Vier Freunde in einem typisch britischen Pub: Die Bierlaune der jungen Väter stieg, ihr Zorn über die Zustände im Brexit-Land aber auch.
Am Ende des Abends hatte sich das Quartett nicht nur den wunderbar doppeldeutigen Namen «Led by donkeys» (geführt von Eseln) gegeben. Seit knapp zwei Monaten sind auch seine riesigen Werbeflächen im ganzen Land zu sehen.
Ahnungsloser Brexit-Minister
Die ersten Plakate mit den dreistesten Torheiten und Lügen der Brexit-Befürworter finanzierte «Led by donkeys» noch privat. Dann startete eine auf 10'000 Pfund begrenzte Crowdfunding-Kampagne. Als in kürzester Zeit mehr als zehnmal so viel zusammenkam, baten die vier dringend, mit Spenden aufzuhören.
Doch der Geldstrom wollte nicht versiegen. Heute reissen sich die Anbieter öffentlicher Werbeflächen um die listig-entlarvenden Fundstücke des «Led by donkeys»-Teams.
Schon am Gründungsabend ging es um Dominic Raab. Den Brexit-Minister von Theresa May hatte am 7. November der Blitz der Erleuchtung getroffen: Bisher, schrieb er auf Twitter, «hatte ich nicht wirklich begriffen, wie abhängig wir von der Fährverbindung zwischen Dover und Calais sind». Raab trat eine Woche später zurück – doch «Led by donkeys» sorgte dafür, dass seine Ahnungslosigkeit nicht vergessen wird.
Taten werden so öffentlich gemacht
Auch Transportminister Chris Grayling hat die Risiken eines ungeregelten Ausstiegs aus der Europäischen Union erst spät erkannt. Dass er auf einem EU-Portal die Ausschreibung für drei neue Fährverbindungen mit dem Kontinent ausgerechnet an Heiligabend veröffentlichte, habe am Zeitdruck gelegen. Nicht viel schlauer war, parallel dazu mit britischen Reedereien über den 13-Millionen-Pfund-Auftrag zu verhandeln, den erfahrenen Eurotunnel-Konzern dabei zu vergessen und auf das Unternehmen Seaborne Freight zu setzen, das nicht eine einzige Fähre besitzt.

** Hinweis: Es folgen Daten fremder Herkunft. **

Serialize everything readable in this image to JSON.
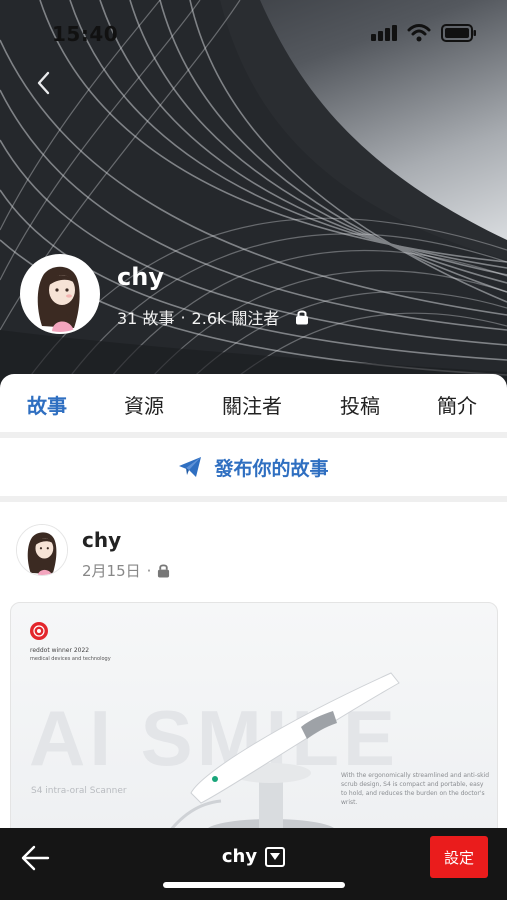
{
  "status_bar": {
    "time": "15:40",
    "icons": [
      "cellular-icon",
      "wifi-icon",
      "battery-icon"
    ]
  },
  "profile": {
    "name": "chy",
    "stories_count": "31 故事",
    "separator": "·",
    "followers_count": "2.6k 關注者",
    "locked": true
  },
  "tabs": [
    {
      "label": "故事",
      "active": true
    },
    {
      "label": "資源",
      "active": false
    },
    {
      "label": "關注者",
      "active": false
    },
    {
      "label": "投稿",
      "active": false
    },
    {
      "label": "簡介",
      "active": false
    }
  ],
  "post_story": {
    "label": "發布你的故事",
    "icon": "paper-plane-icon"
  },
  "story": {
    "author": "chy",
    "date": "2月15日",
    "separator": "·",
    "image": {
      "award_title": "reddot winner 2022",
      "award_category": "medical devices and technology",
      "watermark": "AI SMILE",
      "tagline": "S4 intra-oral Scanner",
      "description": "With the ergonomically streamlined and anti-skid scrub design, S4 is compact and portable, easy to hold, and reduces the burden on the doctor's wrist."
    }
  },
  "bottom_bar": {
    "title": "chy",
    "settings_label": "設定"
  },
  "colors": {
    "accent": "#2f6fc1",
    "danger": "#ea1c1c",
    "bottom_bar": "#151515"
  }
}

Am vergangenen Freitag einigte sich Grayling mit Eurotunnel auf 33 Millionen Pfund Schadenersatz.
Auch die Glanztat dieses Ministers, der einen Rücktritt selbstverständlich ausschliesst, wurde vom Donkey-Klub landesweit plakatiert.
«Fuck Business!» auf Grossleinwand
Ebenso wie die Sprüche des ehemaligen Aussenministers und Brexit-Fanatikers Boris Johnson. Der hatte sich im britischen Unterhaus noch am 11. Juli 2017 glatt geweigert, einen ungeordneten Austritt aus der EU überhaupt in Erwägung zu ziehen: «Wir werden einen grossartigen Deal bekommen!»
Johnsons Lüge ist nun auf den Esel-Plakaten ebenso klar dokumentiert wie seine Reaktion auf die Warnung der Industrieverbände vor dem Brexit: «Fuck Business!»
Neben vielen weiteren grotesken Zitaten haben die Plakatkleber einen wahrlich denkwürdigen Satz von Premierministerin Theresa May ausgegraben. «In der EU zu bleiben, bedeutet mehr Sicherheit vor Kriminalität und Terrorismus», hatte sie wenige Wochen vor dem Referendum am 26. April 2016 gewarnt.